At this point the Protestant might wonder why the Catholic is not faced with these very same problems. The Catholic is not faced with these problems because for Catholics the visible Church is essentially unified (and thus preserved in being) not by its members being in close spatial proximity to one another, but by a hierarchy of persons: priests to a bishop, and bishops to a head bishop. St. Ignatius of Antioch (d. 107 AD) wrote: "Where the bishop is, there is the Church". For Catholics what makes the Church per se visible is not that it has visible members, but that it has a visible hierarchy. The Church is unified not like a heap of stones, which goes out of existence whenever the heap is dispersed, but as a living organic body, with a visible head. So long as the members are in communion with the visible head, they form one body, because the visible head is one. (If there were two visible heads, then there would be two bodies, for we cannot serve two [equal] masters – see here.) The major problem for the Protestant position here is that it is impossible to have the organic unity of a living body without a hierarchy and a unified visible head. Dwight Longenecker writes:

As a Protestant I was taught that the Church was invisible. That is, it consisted of all people everywhere who believed in Jesus, and that the true members of the Church were known to God alone. This is true, but there is more to it than that. Invisibility and visibility make up the fifth paired set of characteristics that mark the truly authoritative church.

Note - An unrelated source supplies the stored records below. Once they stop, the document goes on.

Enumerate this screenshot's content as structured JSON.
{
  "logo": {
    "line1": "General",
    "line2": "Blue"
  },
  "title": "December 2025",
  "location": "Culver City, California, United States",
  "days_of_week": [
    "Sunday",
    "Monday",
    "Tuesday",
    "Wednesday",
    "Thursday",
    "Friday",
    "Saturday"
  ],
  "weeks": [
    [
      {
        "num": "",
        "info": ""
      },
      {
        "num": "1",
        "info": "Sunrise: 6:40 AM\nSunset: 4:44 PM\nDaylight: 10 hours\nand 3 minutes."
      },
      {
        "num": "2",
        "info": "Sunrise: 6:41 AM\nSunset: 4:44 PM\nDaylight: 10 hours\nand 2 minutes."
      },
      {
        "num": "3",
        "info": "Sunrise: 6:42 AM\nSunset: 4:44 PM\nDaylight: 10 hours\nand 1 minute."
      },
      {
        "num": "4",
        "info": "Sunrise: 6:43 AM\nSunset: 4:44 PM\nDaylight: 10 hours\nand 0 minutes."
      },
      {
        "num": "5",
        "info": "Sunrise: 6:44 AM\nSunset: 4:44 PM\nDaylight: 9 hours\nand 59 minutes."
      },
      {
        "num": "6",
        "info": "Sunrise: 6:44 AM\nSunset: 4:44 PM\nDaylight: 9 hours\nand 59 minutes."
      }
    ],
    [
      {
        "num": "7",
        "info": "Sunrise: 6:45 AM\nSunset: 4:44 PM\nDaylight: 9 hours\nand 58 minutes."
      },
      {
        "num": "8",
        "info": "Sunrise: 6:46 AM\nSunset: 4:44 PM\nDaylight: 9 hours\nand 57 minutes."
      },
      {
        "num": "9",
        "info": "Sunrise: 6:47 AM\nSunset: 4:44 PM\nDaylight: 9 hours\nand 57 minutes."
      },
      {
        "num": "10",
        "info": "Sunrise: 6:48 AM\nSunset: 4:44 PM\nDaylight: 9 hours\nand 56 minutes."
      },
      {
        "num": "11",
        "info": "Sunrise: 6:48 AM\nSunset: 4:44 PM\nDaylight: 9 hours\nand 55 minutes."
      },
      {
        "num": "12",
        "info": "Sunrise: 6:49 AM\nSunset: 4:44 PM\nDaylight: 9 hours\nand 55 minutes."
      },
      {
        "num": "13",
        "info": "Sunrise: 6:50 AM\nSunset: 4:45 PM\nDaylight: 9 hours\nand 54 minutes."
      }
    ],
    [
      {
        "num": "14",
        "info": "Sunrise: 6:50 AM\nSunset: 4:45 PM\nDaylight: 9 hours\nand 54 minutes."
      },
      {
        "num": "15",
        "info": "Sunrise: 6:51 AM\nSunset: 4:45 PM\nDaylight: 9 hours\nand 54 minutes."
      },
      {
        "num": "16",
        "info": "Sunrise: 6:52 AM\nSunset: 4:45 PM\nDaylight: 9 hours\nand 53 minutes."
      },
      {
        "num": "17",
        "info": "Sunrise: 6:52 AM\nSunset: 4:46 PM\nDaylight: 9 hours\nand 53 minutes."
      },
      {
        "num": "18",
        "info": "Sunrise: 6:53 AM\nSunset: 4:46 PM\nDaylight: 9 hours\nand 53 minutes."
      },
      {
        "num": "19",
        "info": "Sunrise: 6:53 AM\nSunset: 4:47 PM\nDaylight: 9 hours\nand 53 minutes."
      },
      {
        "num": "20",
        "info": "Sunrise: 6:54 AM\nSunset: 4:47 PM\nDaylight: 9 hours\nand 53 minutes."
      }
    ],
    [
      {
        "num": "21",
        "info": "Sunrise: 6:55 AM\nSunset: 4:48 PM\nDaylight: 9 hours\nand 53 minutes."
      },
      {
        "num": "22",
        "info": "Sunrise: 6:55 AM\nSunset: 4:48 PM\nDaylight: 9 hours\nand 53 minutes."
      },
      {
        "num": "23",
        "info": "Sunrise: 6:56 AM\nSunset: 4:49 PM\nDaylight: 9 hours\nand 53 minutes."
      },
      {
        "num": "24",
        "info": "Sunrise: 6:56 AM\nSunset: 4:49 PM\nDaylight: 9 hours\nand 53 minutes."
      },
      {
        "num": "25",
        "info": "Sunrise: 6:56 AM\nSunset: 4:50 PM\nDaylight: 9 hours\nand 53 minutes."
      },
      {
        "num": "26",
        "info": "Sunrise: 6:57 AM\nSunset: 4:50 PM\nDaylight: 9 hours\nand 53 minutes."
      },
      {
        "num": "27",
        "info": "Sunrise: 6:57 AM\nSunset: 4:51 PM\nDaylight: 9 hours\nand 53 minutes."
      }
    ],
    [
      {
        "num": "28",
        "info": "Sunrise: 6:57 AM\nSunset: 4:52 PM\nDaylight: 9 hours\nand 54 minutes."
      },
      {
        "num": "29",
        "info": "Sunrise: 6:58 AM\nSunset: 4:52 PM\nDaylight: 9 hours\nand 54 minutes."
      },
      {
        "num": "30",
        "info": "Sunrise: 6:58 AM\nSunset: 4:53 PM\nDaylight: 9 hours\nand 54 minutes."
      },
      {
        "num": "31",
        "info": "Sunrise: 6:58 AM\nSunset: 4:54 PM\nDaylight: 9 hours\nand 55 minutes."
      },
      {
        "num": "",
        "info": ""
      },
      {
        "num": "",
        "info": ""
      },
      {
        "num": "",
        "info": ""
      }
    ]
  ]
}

The Church is made up of all people everywhere who trust in Christ. However, this characteristic alone is not satisfactory because human beings locked in the visible plane of reality also demand that the Church be visible. Even those who believe only in the invisible church belong to a particular church which they attend every Sunday. Those who believe only in the invisible church must conclude that the church they go to doesn’t really matter.
And that is often exactly what many Protestants do say (see here); such people are being consistent. What I am pointing out here in this post is that there is no middle position. There is no middle position between being Catholic, and believing that the Church per se is invisible.


Anonymous said...

Good points. Nice to see you posting again.

Aristocles said...

I was taught that the term 'church' is a functional term. In other words, the 'church' is 'whatever body assembles together to do x, y, and z.' Those functions, I was told, are something like reading Scripture, praying, and sharing the Lord's Table.

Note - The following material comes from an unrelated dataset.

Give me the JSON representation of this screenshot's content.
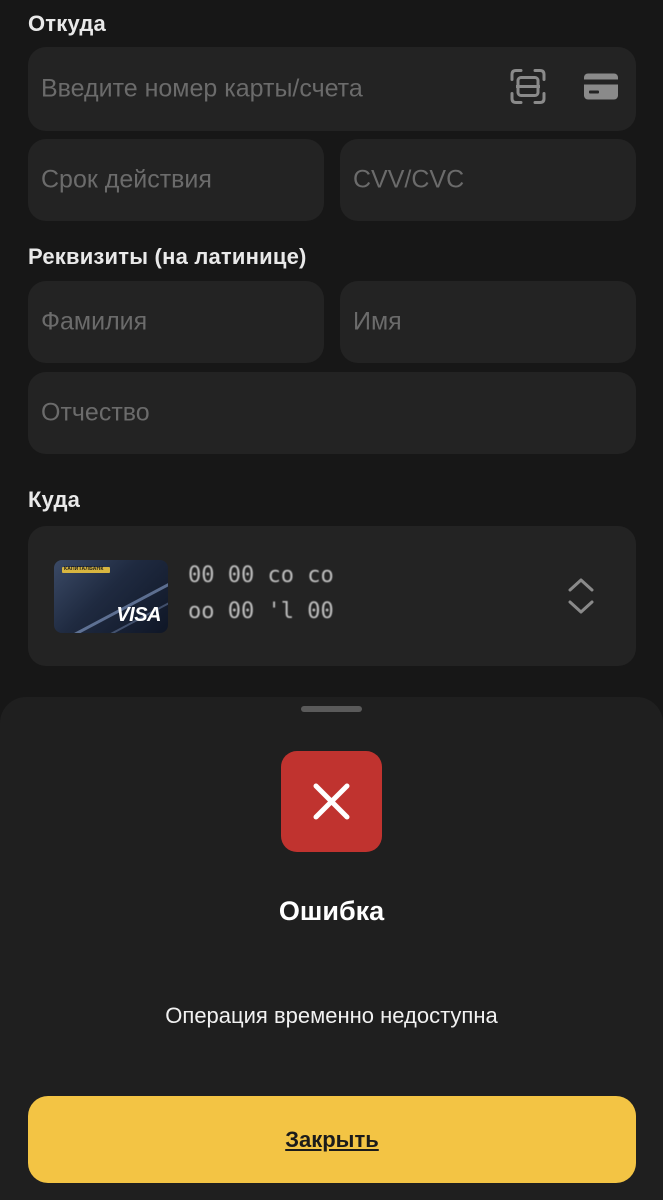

To say Christ founded 'the Church', on this account, must be short-hand for Christ founding a way of being His people, that is, a way to function as His people. It's a bullet this account must bite. All other uses of the term 'church' would have to be considered derivations and metaphors based on the core notion of 'church', which, on this account is a functional term.

What are we to call the group of all believers? Let's call them the people of God. Which people, in my neighborhood, or in my city, or at my ecclesial community are members of the people of God? One would have to make identifications based on a person's life and fruit.

In what sense is the group, the people of God, unified? They are unified by functions in accord with their approximations of Jesus' teaching. Not a perfect unity and not an institutional unity (except insofar as that would serve a practical purpose for this other unity of heart, purpose, funciton, action).

There is an interesting sense in which the kind of unity most desired among God's people is not guaranteed by the kind of unity one has on the Catholic account --a unity that contains good and bad Catholics. It does seem evident, however, that on the Catholic account there is a great pragmatic advantage in fostering --all things being equal--the kind of unity that is more perfect and often the sole focus of many reasonable Prots.